Prep 10 mins
Cook 25 mins
These party pleasers are also mouth-watering tossed over a warm salad, casserole, or a roasted vegetable dish.
- 2 tablespoons butter
- 1 lb pecan halves or 1 lb walnut pieces (4 1/2 cups)
- 1⁄2 cup granulated sugar
- 1⁄3 cup white corn syrup
- 2 teaspoons coarse sea salt or 2 teaspoons kosher salt
- 1⁄2 teaspoon fresh ground black pepper
- coarse raw sugar
- Preheat oven to 325 degrees, usung about 2 tablespoons butter, generously butter a 15x10x1-inch baking pan,set aside.
- In a large bowl stir together the nuts, grandulated sugar, corn syrup, salt, and pepper until well combined; spread in prepared pan.
- Bake for 25 minutes or until golden and bubbly, stirring once or twice; remove from oven; sprinkle generously with raw sugar; toss to coat.
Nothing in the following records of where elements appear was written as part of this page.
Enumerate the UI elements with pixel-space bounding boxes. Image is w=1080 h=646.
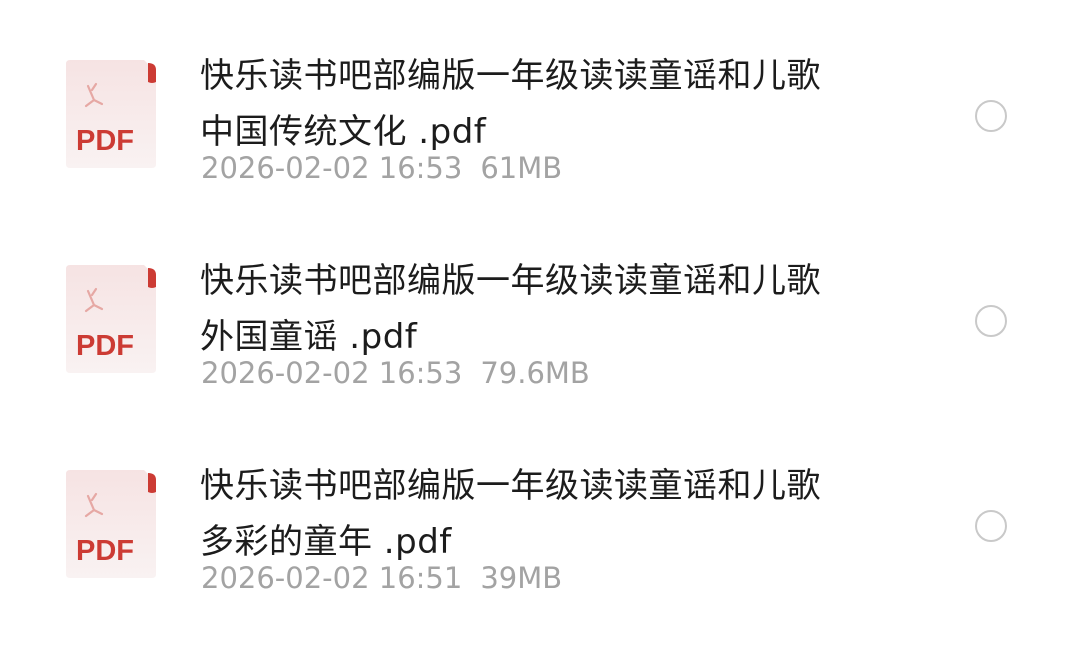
file-row[interactable]: PDF 快乐读书吧部编版一年级读读童谣和儿歌 多彩的童年 .pdf 2026-0… — [0, 438, 1080, 638]
select-radio[interactable] — [975, 100, 1007, 132]
file-name-line1: 快乐读书吧部编版一年级读读童谣和儿歌 — [200, 261, 821, 301]
file-date: 2026-02-02 16:51 — [201, 561, 463, 595]
file-name: 快乐读书吧部编版一年级读读童谣和儿歌 中国传统文化 .pdf — [200, 48, 900, 160]
pdf-file-icon: PDF — [66, 265, 156, 373]
file-name: 快乐读书吧部编版一年级读读童谣和儿歌 多彩的童年 .pdf — [200, 458, 900, 570]
file-meta: 2026-02-02 16:53 61MB — [201, 150, 562, 186]
pdf-icon-label: PDF — [76, 125, 134, 157]
select-radio[interactable] — [975, 510, 1007, 542]
select-radio[interactable] — [975, 305, 1007, 337]
file-meta: 2026-02-02 16:51 39MB — [201, 560, 562, 596]
file-row[interactable]: PDF 快乐读书吧部编版一年级读读童谣和儿歌 中国传统文化 .pdf 2026-… — [0, 28, 1080, 228]
file-size: 61MB — [480, 151, 563, 185]
file-row[interactable]: PDF 快乐读书吧部编版一年级读读童谣和儿歌 外国童谣 .pdf 2026-02… — [0, 233, 1080, 433]
file-name-line1: 快乐读书吧部编版一年级读读童谣和儿歌 — [200, 56, 821, 96]
file-list: PDF 快乐读书吧部编版一年级读读童谣和儿歌 中国传统文化 .pdf 2026-… — [0, 0, 1080, 646]
pdf-icon-label: PDF — [76, 535, 134, 567]
pdf-icon-label: PDF — [76, 330, 134, 362]
file-size: 39MB — [480, 561, 563, 595]
file-date: 2026-02-02 16:53 — [201, 356, 463, 390]
file-size: 79.6MB — [480, 356, 590, 390]
file-name: 快乐读书吧部编版一年级读读童谣和儿歌 外国童谣 .pdf — [200, 253, 900, 365]
pdf-file-icon: PDF — [66, 60, 156, 168]
pdf-file-icon: PDF — [66, 470, 156, 578]
file-date: 2026-02-02 16:53 — [201, 151, 463, 185]
file-meta: 2026-02-02 16:53 79.6MB — [201, 355, 590, 391]
file-name-line1: 快乐读书吧部编版一年级读读童谣和儿歌 — [200, 466, 821, 506]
- Transfer mixture to a large piece of foil (Release foil works great), cool completly about 30 minutes; break apart to serve.
- Store nuts in an airtight container at room temperature for up to 2 weeks or in freezer container in freezer up to 3 months.
I recently took this mix to a party and it was a big hit. I cut the recipe in half and left off the raw sugar, then I mixed in 1 cup of dried cranberries and 1 cup of M&M's. I lined a baking sheet with non-stick foil and used it to bake the mix and let it cool. People told me it was the best "gourmet gorp" they had ever eaten.
Sweet and salty, what a combination! Followed directions to the letter, except for the corn syrup I used sorghum syrup. These nuts are delicious and I had a hard time keeping from eating more than I should. Thanks Barb!